Behalve in het jaargeding werd er volgens de landkeur ook recht gesproken door grafelijke leenmannen. Dit Zeeuwse mannengerecht, dat oorspronkelijk alleen een leenhof zal zijn geweest, verdrong geleidelijk aan het jaargeding. Het bestond al vóór 1256 en fungeerde tot eind vijftiende eeuw onder de naam Hoge Vierschaar van Zeeland. Het jaargeding en het mannengerecht werden volgens de keur van 1256 voorgezeten door de graaf, die zich in het mannengerecht kon laten vervangen door de burggraaf van Zeeland, voor het eerst genoemd in 1206. De functie van burggraaf werd in de dertiende eeuw erfelijk bekleed door de heren van Voorne.
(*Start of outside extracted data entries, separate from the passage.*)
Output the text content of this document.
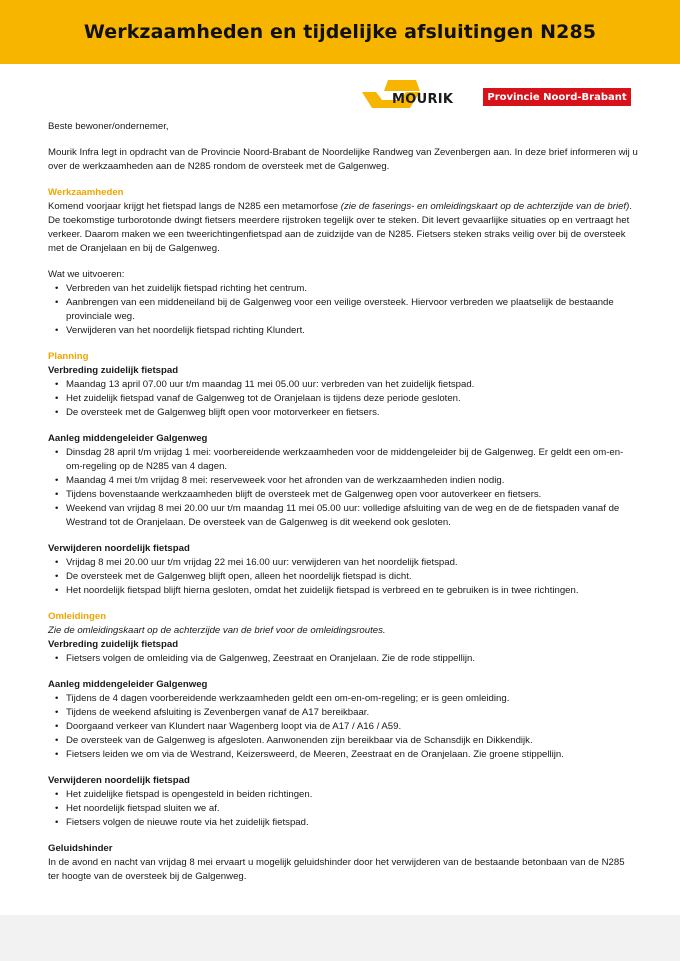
Werkzaamheden en tijdelijke afsluitingen N285
MOURIK	Provincie Noord-Brabant

Beste bewoner/ondernemer,

Mourik Infra legt in opdracht van de Provincie Noord-Brabant de Noordelijke Randweg van Zevenbergen aan. In deze brief informeren wij u over de werkzaamheden aan de N285 rondom de oversteek met de Galgenweg.

Werkzaamheden

Komend voorjaar krijgt het fietspad langs de N285 een metamorfose (zie de faserings- en omleidingskaart op de achterzijde van de brief). De toekomstige turborotonde dwingt fietsers meerdere rijstroken tegelijk over te steken. Dit levert gevaarlijke situaties op en vertraagt het verkeer. Daarom maken we een tweerichtingenfietspad aan de zuidzijde van de N285. Fietsers steken straks veilig over bij de oversteek met de Oranjelaan en bij de Galgenweg.

Wat we uitvoeren:

• Verbreden van het zuidelijk fietspad richting het centrum.
• Aanbrengen van een middeneiland bij de Galgenweg voor een veilige oversteek. Hiervoor verbreden we plaatselijk de bestaande provinciale weg.
• Verwijderen van het noordelijk fietspad richting Klundert.

Planning

Verbreding zuidelijk fietspad

• Maandag 13 april 07.00 uur t/m maandag 11 mei 05.00 uur: verbreden van het zuidelijk fietspad.
• Het zuidelijk fietspad vanaf de Galgenweg tot de Oranjelaan is tijdens deze periode gesloten.
• De oversteek met de Galgenweg blijft open voor motorverkeer en fietsers.

Aanleg middengeleider Galgenweg

• Dinsdag 28 april t/m vrijdag 1 mei: voorbereidende werkzaamheden voor de middengeleider bij de Galgenweg. Er geldt een om-en-om-regeling op de N285 van 4 dagen.
• Maandag 4 mei t/m vrijdag 8 mei: reserveweek voor het afronden van de werkzaamheden indien nodig.
• Tijdens bovenstaande werkzaamheden blijft de oversteek met de Galgenweg open voor autoverkeer en fietsers.
• Weekend van vrijdag 8 mei 20.00 uur t/m maandag 11 mei 05.00 uur: volledige afsluiting van de weg en de de fietspaden vanaf de Westrand tot de Oranjelaan. De oversteek van de Galgenweg is dit weekend ook gesloten.

Verwijderen noordelijk fietspad

• Vrijdag 8 mei 20.00 uur t/m vrijdag 22 mei 16.00 uur: verwijderen van het noordelijk fietspad.
• De oversteek met de Galgenweg blijft open, alleen het noordelijk fietspad is dicht.
• Het noordelijk fietspad blijft hierna gesloten, omdat het zuidelijk fietspad is verbreed en te gebruiken is in twee richtingen.

Omleidingen

Zie de omleidingskaart op de achterzijde van de brief voor de omleidingsroutes.

Verbreding zuidelijk fietspad

• Fietsers volgen de omleiding via de Galgenweg, Zeestraat en Oranjelaan. Zie de rode stippellijn.

Aanleg middengeleider Galgenweg

• Tijdens de 4 dagen voorbereidende werkzaamheden geldt een om-en-om-regeling; er is geen omleiding.
• Tijdens de weekend afsluiting is Zevenbergen vanaf de A17 bereikbaar.
• Doorgaand verkeer van Klundert naar Wagenberg loopt via de A17 / A16 / A59.
• De oversteek van de Galgenweg is afgesloten. Aanwonenden zijn bereikbaar via de Schansdijk en Dikkendijk.
• Fietsers leiden we om via de Westrand, Keizersweerd, de Meeren, Zeestraat en de Oranjelaan. Zie groene stippellijn.

Verwijderen noordelijk fietspad

• Het zuidelijke fietspad is opengesteld in beiden richtingen.
• Het noordelijk fietspad sluiten we af.
• Fietsers volgen de nieuwe route via het zuidelijk fietspad.

Geluidshinder

In de avond en nacht van vrijdag 8 mei ervaart u mogelijk geluidshinder door het verwijderen van de bestaande betonbaan van de N285 ter hoogte van de oversteek bij de Galgenweg.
In 1217 werd de Middelburgse stadskeur uitgevaardigd door de gravin van Vlaanderen en de graaf van Holland en meebezegeld door ‘hun burggraven van Zeeland’. Er was dus op dat moment dus ook een Vlaamse burggraaf, van wie nadien niets meer wordt vernomen.
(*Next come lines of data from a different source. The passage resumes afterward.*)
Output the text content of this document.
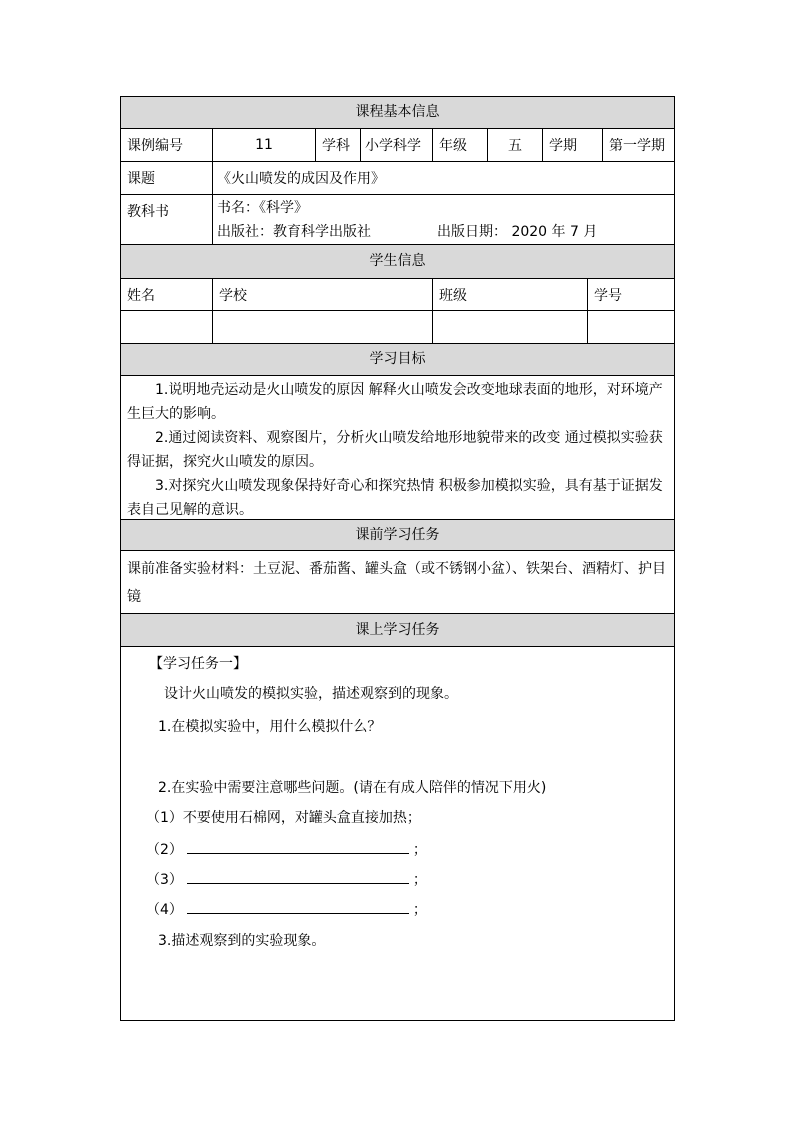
课程基本信息
课例编号	11	学科	小学科学	年级	五	学期	第一学期
课题	《火山喷发的成因及作用》
教科书	书名：《科学》
出版社：教育科学出版社	出版日期： 2020 年 7 月
学生信息
姓名	学校	班级	学号
学习目标

1.说明地壳运动是火山喷发的原因 解释火山喷发会改变地球表面的地形，对环境产生巨大的影响。

2.通过阅读资料、观察图片，分析火山喷发给地形地貌带来的改变 通过模拟实验获得证据，探究火山喷发的原因。

3.对探究火山喷发现象保持好奇心和探究热情 积极参加模拟实验，具有基于证据发表自己见解的意识。

课前学习任务
课前准备实验材料：土豆泥、番茄酱、罐头盒（或不锈钢小盆）、铁架台、酒精灯、护目镜
课上学习任务
【学习任务一】
设计火山喷发的模拟实验，描述观察到的现象。
1.在模拟实验中，用什么模拟什么？
2.在实验中需要注意哪些问题。(请在有成人陪伴的情况下用火)
（1）不要使用石棉网，对罐头盒直接加热；
（2）	；
（3）	；
（4）	；
3.描述观察到的实验现象。
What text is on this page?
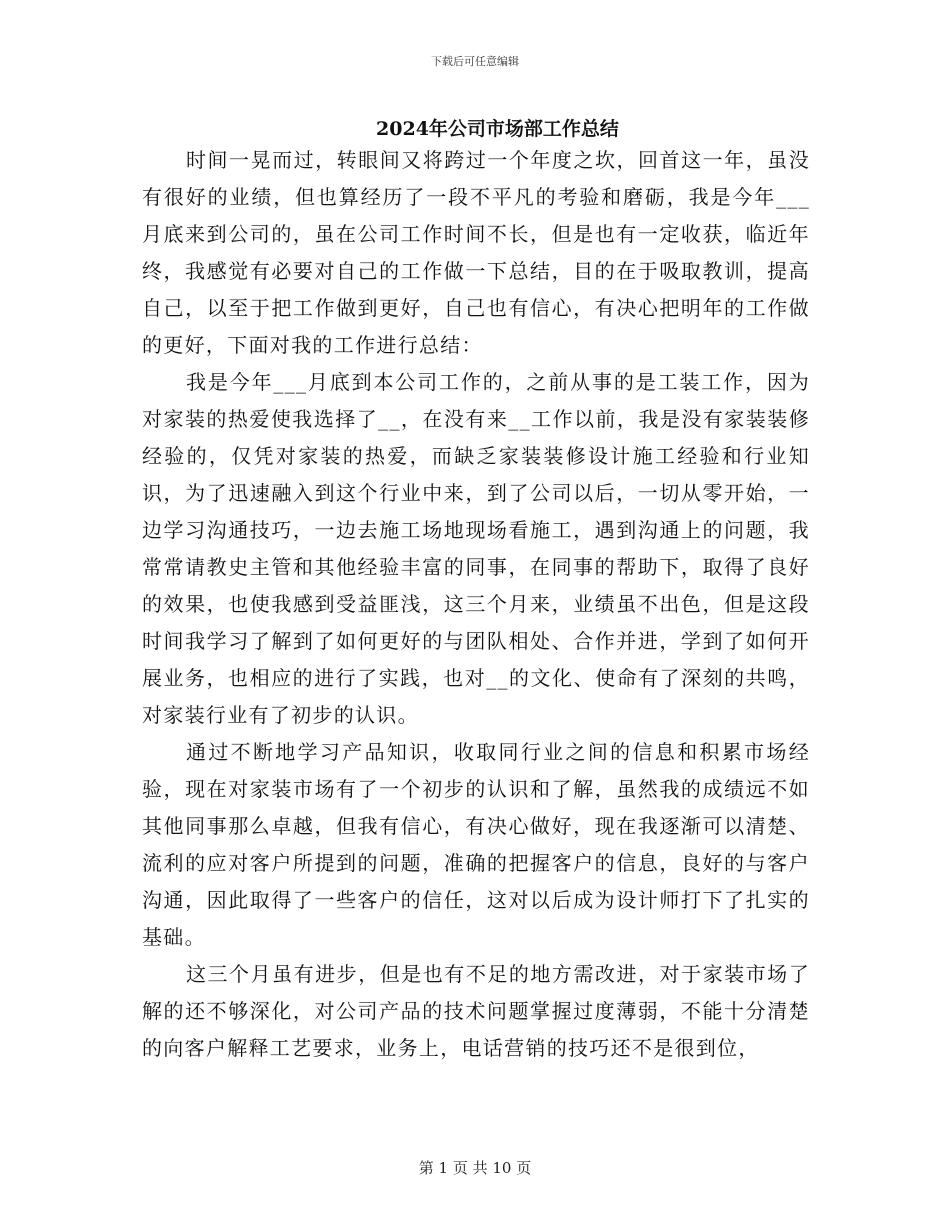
下载后可任意编辑
2024年公司市场部工作总结

时间一晃而过，转眼间又将跨过一个年度之坎，回首这一年，虽没有很好的业绩，但也算经历了一段不平凡的考验和磨砺，我是今年___月底来到公司的，虽在公司工作时间不长，但是也有一定收获，临近年终，我感觉有必要对自己的工作做一下总结，目的在于吸取教训，提高自己，以至于把工作做到更好，自己也有信心，有决心把明年的工作做的更好，下面对我的工作进行总结：

我是今年___月底到本公司工作的，之前从事的是工装工作，因为对家装的热爱使我选择了__，在没有来__工作以前，我是没有家装装修经验的，仅凭对家装的热爱，而缺乏家装装修设计施工经验和行业知识，为了迅速融入到这个行业中来，到了公司以后，一切从零开始，一边学习沟通技巧，一边去施工场地现场看施工，遇到沟通上的问题，我常常请教史主管和其他经验丰富的同事，在同事的帮助下，取得了良好的效果，也使我感到受益匪浅，这三个月来，业绩虽不出色，但是这段时间我学习了解到了如何更好的与团队相处、合作并进，学到了如何开展业务，也相应的进行了实践，也对__的文化、使命有了深刻的共鸣，对家装行业有了初步的认识。

通过不断地学习产品知识，收取同行业之间的信息和积累市场经验，现在对家装市场有了一个初步的认识和了解，虽然我的成绩远不如其他同事那么卓越，但我有信心，有决心做好，现在我逐渐可以清楚、流利的应对客户所提到的问题，准确的把握客户的信息，良好的与客户沟通，因此取得了一些客户的信任，这对以后成为设计师打下了扎实的基础。

这三个月虽有进步，但是也有不足的地方需改进，对于家装市场了解的还不够深化，对公司产品的技术问题掌握过度薄弱，不能十分清楚的向客户解释工艺要求，业务上，电话营销的技巧还不是很到位，

第 1 页 共 10 页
Wat dus blijkt, is dat in ieder geval vanaf 1256 het jaargeding, het mannengerecht en het burggraafschap als instellingen functioneerden voor heel Zeeland. Voor de voorafgaande periode gold dat zo goed als zeker ook voor het mannengerecht en het burggraafschap; alleen ten aanzien van het jaargeding blijft het onzeker of dat voor 1256 wel of niet afzonderlijk werd gehouden voor Bewesten Schelde en Beoosten Schelde. Hoe dan ook, zeker is dat Zeeland, anders dan het Contourenplan stelt, al heel lang voor het vredesverdrag van 1323 een bestuurlijke eenheid vormde.
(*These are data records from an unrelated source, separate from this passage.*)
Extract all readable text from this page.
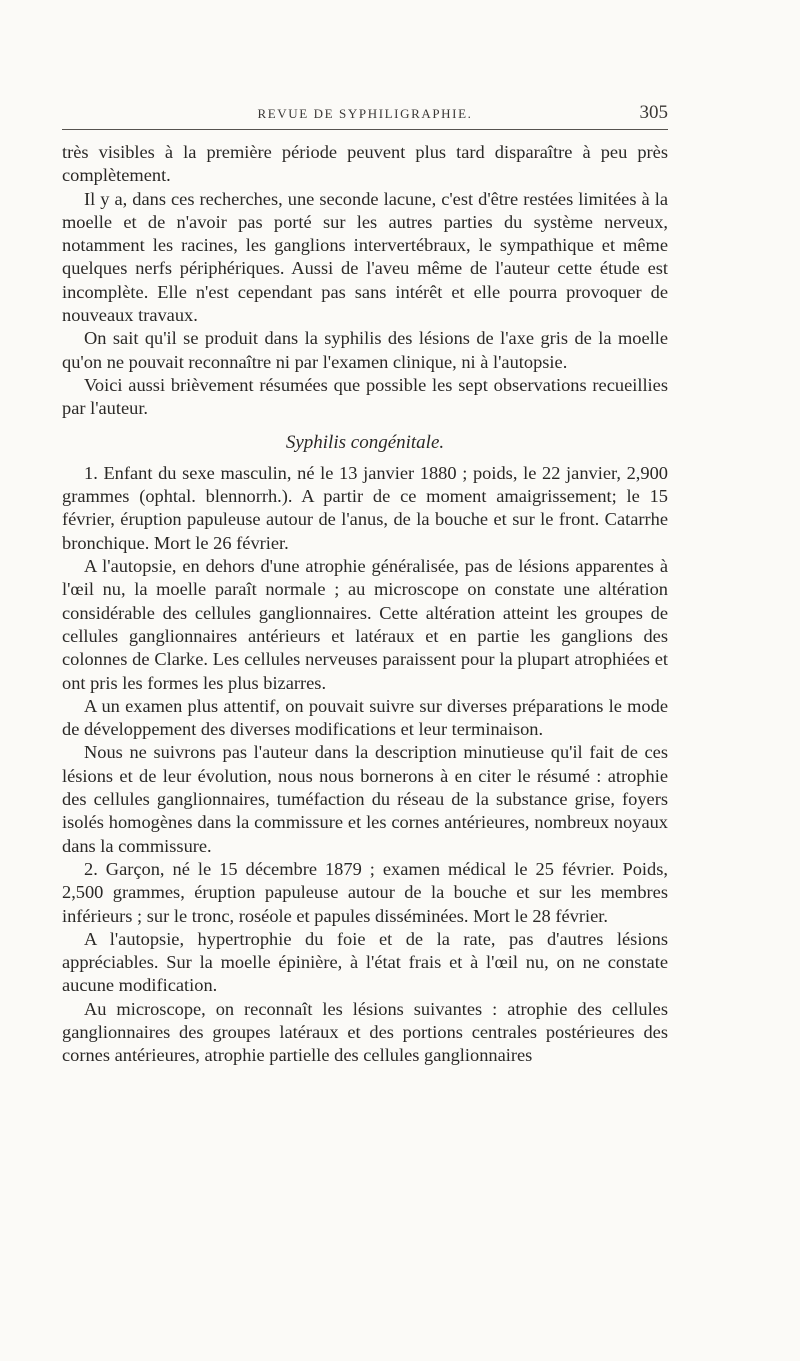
REVUE DE SYPHILIGRAPHIE.	305

très visibles à la première période peuvent plus tard disparaître à peu près complètement.

Il y a, dans ces recherches, une seconde lacune, c'est d'être restées limitées à la moelle et de n'avoir pas porté sur les autres parties du système nerveux, notamment les racines, les ganglions intervertébraux, le sympathique et même quelques nerfs périphériques. Aussi de l'aveu même de l'auteur cette étude est incomplète. Elle n'est cependant pas sans intérêt et elle pourra provoquer de nouveaux travaux.

On sait qu'il se produit dans la syphilis des lésions de l'axe gris de la moelle qu'on ne pouvait reconnaître ni par l'examen clinique, ni à l'autopsie.

Voici aussi brièvement résumées que possible les sept observations recueillies par l'auteur.

Syphilis congénitale.

1. Enfant du sexe masculin, né le 13 janvier 1880 ; poids, le 22 janvier, 2,900 grammes (ophtal. blennorrh.). A partir de ce moment amaigrissement; le 15 février, éruption papuleuse autour de l'anus, de la bouche et sur le front. Catarrhe bronchique. Mort le 26 février.

A l'autopsie, en dehors d'une atrophie généralisée, pas de lésions apparentes à l'œil nu, la moelle paraît normale ; au microscope on constate une altération considérable des cellules ganglionnaires. Cette altération atteint les groupes de cellules ganglionnaires antérieurs et latéraux et en partie les ganglions des colonnes de Clarke. Les cellules nerveuses paraissent pour la plupart atrophiées et ont pris les formes les plus bizarres.

A un examen plus attentif, on pouvait suivre sur diverses préparations le mode de développement des diverses modifications et leur terminaison.

Nous ne suivrons pas l'auteur dans la description minutieuse qu'il fait de ces lésions et de leur évolution, nous nous bornerons à en citer le résumé : atrophie des cellules ganglionnaires, tuméfaction du réseau de la substance grise, foyers isolés homogènes dans la commissure et les cornes antérieures, nombreux noyaux dans la commissure.

2. Garçon, né le 15 décembre 1879 ; examen médical le 25 février. Poids, 2,500 grammes, éruption papuleuse autour de la bouche et sur les membres inférieurs ; sur le tronc, roséole et papules disséminées. Mort le 28 février.

A l'autopsie, hypertrophie du foie et de la rate, pas d'autres lésions appréciables. Sur la moelle épinière, à l'état frais et à l'œil nu, on ne constate aucune modification.

Au microscope, on reconnaît les lésions suivantes : atrophie des cellules ganglionnaires des groupes latéraux et des portions centrales postérieures des cornes antérieures, atrophie partielle des cellules ganglionnaires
Die eenheid gold eveneens voor het in de keur van 1256 beschreven recht dat in Zeeland van kracht was. Veel bepalingen behoorden tot het oude gewoonterecht, onder andere die over het erfrecht, dat sterk afweek van het erfrecht in de aangrenzende gewesten Vlaanderen, Holland en Brabant. Zeeland kende namelijk geen eerstgeboorterecht; roerend en onroerend goed vererfden er op alle kinderen, mannen en vrouwen, en de locale bestuursdistricten, de ambachten, vererfden als grafelijke lenen op alle zonen van een overleden ambachtsheer.[6] Omdat dit erfrecht zowel in Bewesten als Beoosten Schelde gold, kan het haast niet anders of het stamde zelfs van vóór de tijd dat de Hollandse en Vlaamse graven in het bezit kwamen van respectievelijk Beoosten Schelde en Bewesten Schelde.

Naar een definitieve overeenkomst, 1256-1323
Wat na het verdrag van 1256 bleef, was de leenhoogheid van de Vlaamse graaf over Bewesten Schelde. Floris V wilde hier vroeg of laat vanaf en in 1287 wist hij rooms-koning Rudolf zover te krijgen dat deze Zeeland bewesten Schelde als leen aan graaf Gwijde van Vlaanderen ontnam en Floris daarmee beleende. Volgens het rijkshofgerecht namelijk had de in 1256 door Floris de Voogd met gravin Margaretha van Vlaanderen gesloten overeenkomst geleid tot vermindering van de rechten van graaf Floris. Deze behoorde zijn rijkslenen in leen te houden zoals zijn vader die had bezeten, dus met inbegrip van Zeeland bewesten Schelde conform het hiervoor genoemde besluit van rooms-koning Willem uit 1252.[7] Graaf Gwijde legde zich hier niet bij neer en kreeg daarbij de steun van Zeeuwse edelen die met graaf Floris in die tijd een conflict hadden. Het leidde in 1290 tot een oorlog, maar al snel kwam het tot een wapenstilstand en werd besloten verder te onderhandelen in Biervliet. Daar nam Gwijde Floris echter gevangen en dwong hem tot een verdrag waarbij Floris beloofde Gwijde leenhulde te doen voor Bewesten Schelde.[8]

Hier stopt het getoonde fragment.